Les chatbots, capables de percevoir, de décider, d’agir, d’apprendre bousculent nos régimes juridiques existants.
Qui est responsable de l’erreur inhumaine d’un chatbot ? Seulement quelques heures après sa naissance sur Tweeter, Tay, une intelligence artificielle créée par Microsoft pour interagir avec les internautes de manière totalement autonome, a tenu des propos racistes, antisémites, sexistes, complotistes et révisionnistes, pouvant notamment être qualifiés pénalement d’injures raciales et d’incitation à la haine et à la discrimination raciale.
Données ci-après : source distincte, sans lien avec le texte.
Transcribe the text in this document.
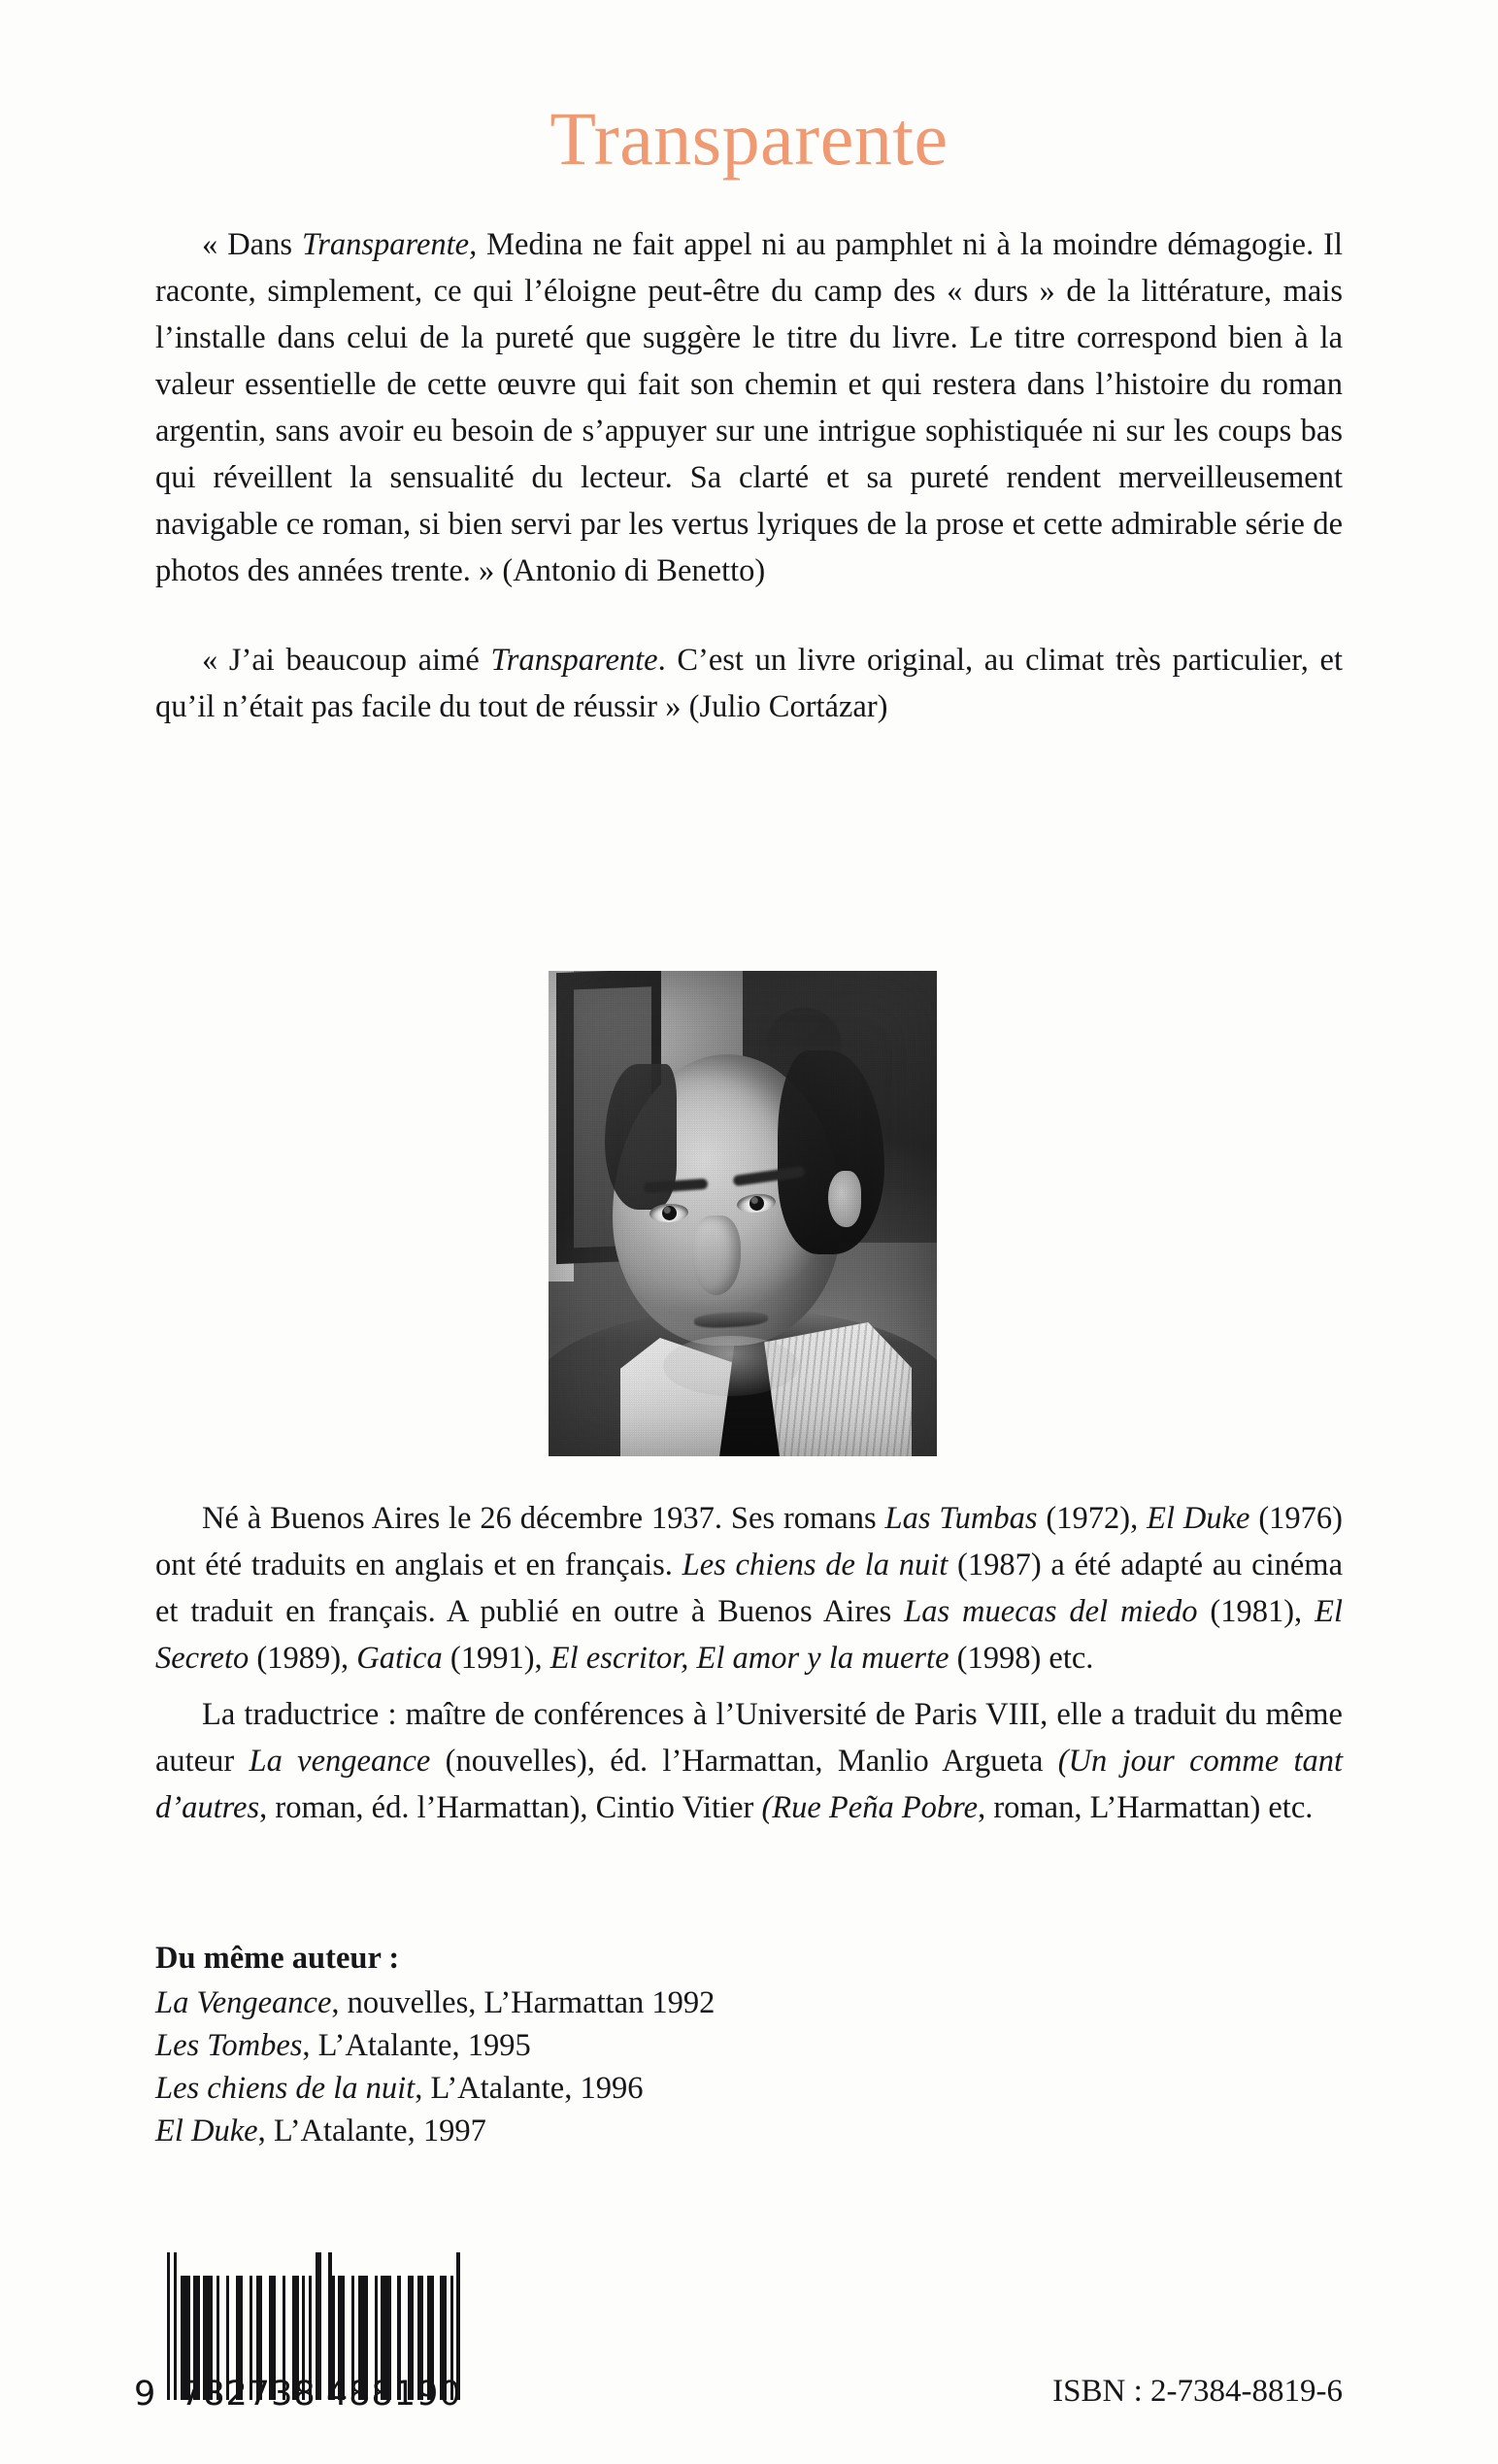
Transparente

« Dans Transparente, Medina ne fait appel ni au pamphlet ni à la moindre démagogie. Il raconte, simplement, ce qui l’éloigne peut-être du camp des « durs » de la littérature, mais l’installe dans celui de la pureté que suggère le titre du livre. Le titre correspond bien à la valeur essentielle de cette œuvre qui fait son chemin et qui restera dans l’histoire du roman argentin, sans avoir eu besoin de s’appuyer sur une intrigue sophistiquée ni sur les coups bas qui réveillent la sensualité du lecteur. Sa clarté et sa pureté rendent merveilleusement navigable ce roman, si bien servi par les vertus lyriques de la prose et cette admirable série de photos des années trente. » (Antonio di Benetto)

« J’ai beaucoup aimé Transparente. C’est un livre original, au climat très particulier, et qu’il n’était pas facile du tout de réussir » (Julio Cortázar)

Né à Buenos Aires le 26 décembre 1937. Ses romans Las Tumbas (1972), El Duke (1976) ont été traduits en anglais et en français. Les chiens de la nuit (1987) a été adapté au cinéma et traduit en français. A publié en outre à Buenos Aires Las muecas del miedo (1981), El Secreto (1989), Gatica (1991), El escritor, El amor y la muerte (1998) etc.

La traductrice : maître de conférences à l’Université de Paris VIII, elle a traduit du même auteur La vengeance (nouvelles), éd. l’Harmattan, Manlio Argueta (Un jour comme tant d’autres, roman, éd. l’Harmattan), Cintio Vitier (Rue Peña Pobre, roman, L’Harmattan) etc.

Du même auteur :

La Vengeance, nouvelles, L’Harmattan 1992
Les Tombes, L’Atalante, 1995
Les chiens de la nuit, L’Atalante, 1996
El Duke, L’Atalante, 1997
9 782738 488190	ISBN : 2-7384-8819-6
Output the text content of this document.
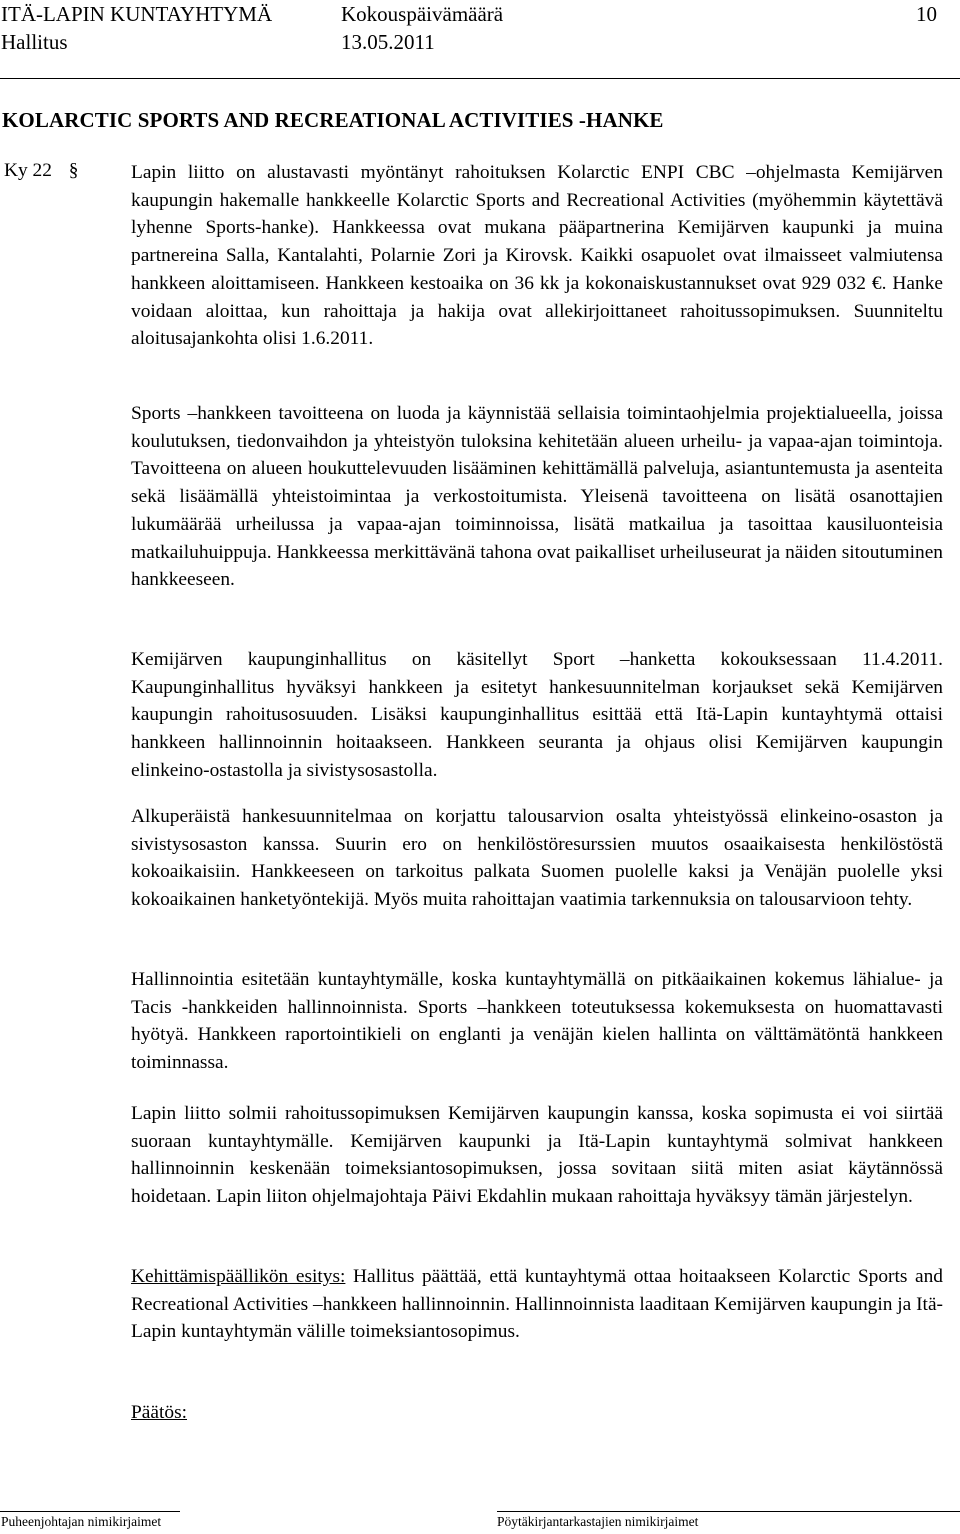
ITÄ-LAPIN KUNTAYHTYMÄ	Kokouspäivämäärä	10
Hallitus	13.05.2011
KOLARCTIC SPORTS AND RECREATIONAL ACTIVITIES -HANKE
Ky 22 §	Lapin liitto on alustavasti myöntänyt rahoituksen Kolarctic ENPI CBC –ohjelmasta Kemijärven kaupungin hakemalle hankkeelle Kolarctic Sports and Recreational Activities (myöhemmin käytettävä lyhenne Sports-hanke). Hankkeessa ovat mukana pääpartnerina Kemijärven kaupunki ja muina partnereina Salla, Kantalahti, Polarnie Zori ja Kirovsk. Kaikki osapuolet ovat ilmaisseet valmiutensa hankkeen aloittamiseen. Hankkeen kestoaika on 36 kk ja kokonaiskustannukset ovat 929 032 €. Hanke voidaan aloittaa, kun rahoittaja ja hakija ovat allekirjoittaneet rahoitussopimuksen. Suunniteltu aloitusajankohta olisi 1.6.2011.

Sports –hankkeen tavoitteena on luoda ja käynnistää sellaisia toimintaohjelmia projektialueella, joissa koulutuksen, tiedonvaihdon ja yhteistyön tuloksina kehitetään alueen urheilu- ja vapaa-ajan toimintoja. Tavoitteena on alueen houkuttelevuuden lisääminen kehittämällä palveluja, asiantuntemusta ja asenteita sekä lisäämällä yhteistoimintaa ja verkostoitumista. Yleisenä tavoitteena on lisätä osanottajien lukumäärää urheilussa ja vapaa-ajan toiminnoissa, lisätä matkailua ja tasoittaa kausiluonteisia matkailuhuippuja. Hankkeessa merkittävänä tahona ovat paikalliset urheiluseurat ja näiden sitoutuminen hankkeeseen.

Kemijärven kaupunginhallitus on käsitellyt Sport –hanketta kokouksessaan 11.4.2011. Kaupunginhallitus hyväksyi hankkeen ja esitetyt hankesuunnitelman korjaukset sekä Kemijärven kaupungin rahoitusosuuden. Lisäksi kaupunginhallitus esittää että Itä-Lapin kuntayhtymä ottaisi hankkeen hallinnoinnin hoitaakseen. Hankkeen seuranta ja ohjaus olisi Kemijärven kaupungin elinkeino-ostastolla ja sivistysosastolla.

Alkuperäistä hankesuunnitelmaa on korjattu talousarvion osalta yhteistyössä elinkeino-osaston ja sivistysosaston kanssa. Suurin ero on henkilöstöresurssien muutos osaaikaisesta henkilöstöstä kokoaikaisiin. Hankkeeseen on tarkoitus palkata Suomen puolelle kaksi ja Venäjän puolelle yksi kokoaikainen hanketyöntekijä. Myös muita rahoittajan vaatimia tarkennuksia on talousarvioon tehty.

Hallinnointia esitetään kuntayhtymälle, koska kuntayhtymällä on pitkäaikainen kokemus lähialue- ja Tacis -hankkeiden hallinnoinnista. Sports –hankkeen toteutuksessa kokemuksesta on huomattavasti hyötyä. Hankkeen raportointikieli on englanti ja venäjän kielen hallinta on välttämätöntä hankkeen toiminnassa.

Lapin liitto solmii rahoitussopimuksen Kemijärven kaupungin kanssa, koska sopimusta ei voi siirtää suoraan kuntayhtymälle. Kemijärven kaupunki ja Itä-Lapin kuntayhtymä solmivat hankkeen hallinnoinnin keskenään toimeksiantosopimuksen, jossa sovitaan siitä miten asiat käytännössä hoidetaan. Lapin liiton ohjelmajohtaja Päivi Ekdahlin mukaan rahoittaja hyväksyy tämän järjestelyn.

Kehittämispäällikön esitys: Hallitus päättää, että kuntayhtymä ottaa hoitaakseen Kolarctic Sports and Recreational Activities –hankkeen hallinnoinnin. Hallinnoinnista laaditaan Kemijärven kaupungin ja Itä-Lapin kuntayhtymän välille toimeksiantosopimus.

Päätös:
Puheenjohtajan nimikirjaimet	Pöytäkirjantarkastajien nimikirjaimet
L’intelligence artificielle fait un retour en force ces dernières années qui se justifie largement par les masses de données disponibles, le Big Data, et le développement de la robotique. Les systèmes d’IA sont en effet formés à l’aide d’exemples, de données de qualité, de documentations, de procédures et s’améliorent au fur et à mesure du temps. L’IA permet ainsi aux machines d’interagir avec leur environnement, des personnes et des données.
Ces systèmes ont la capacité de se comporter de manière similaire à des personnes. Les applications d’IA sont donc nombreuses et variées.
Une des utilisations phare de l’IA c’est les chatbots ou agents conversationnels qui ont pour objet de dialoguer avec un utilisateur en langage naturel à l’écrit par chat.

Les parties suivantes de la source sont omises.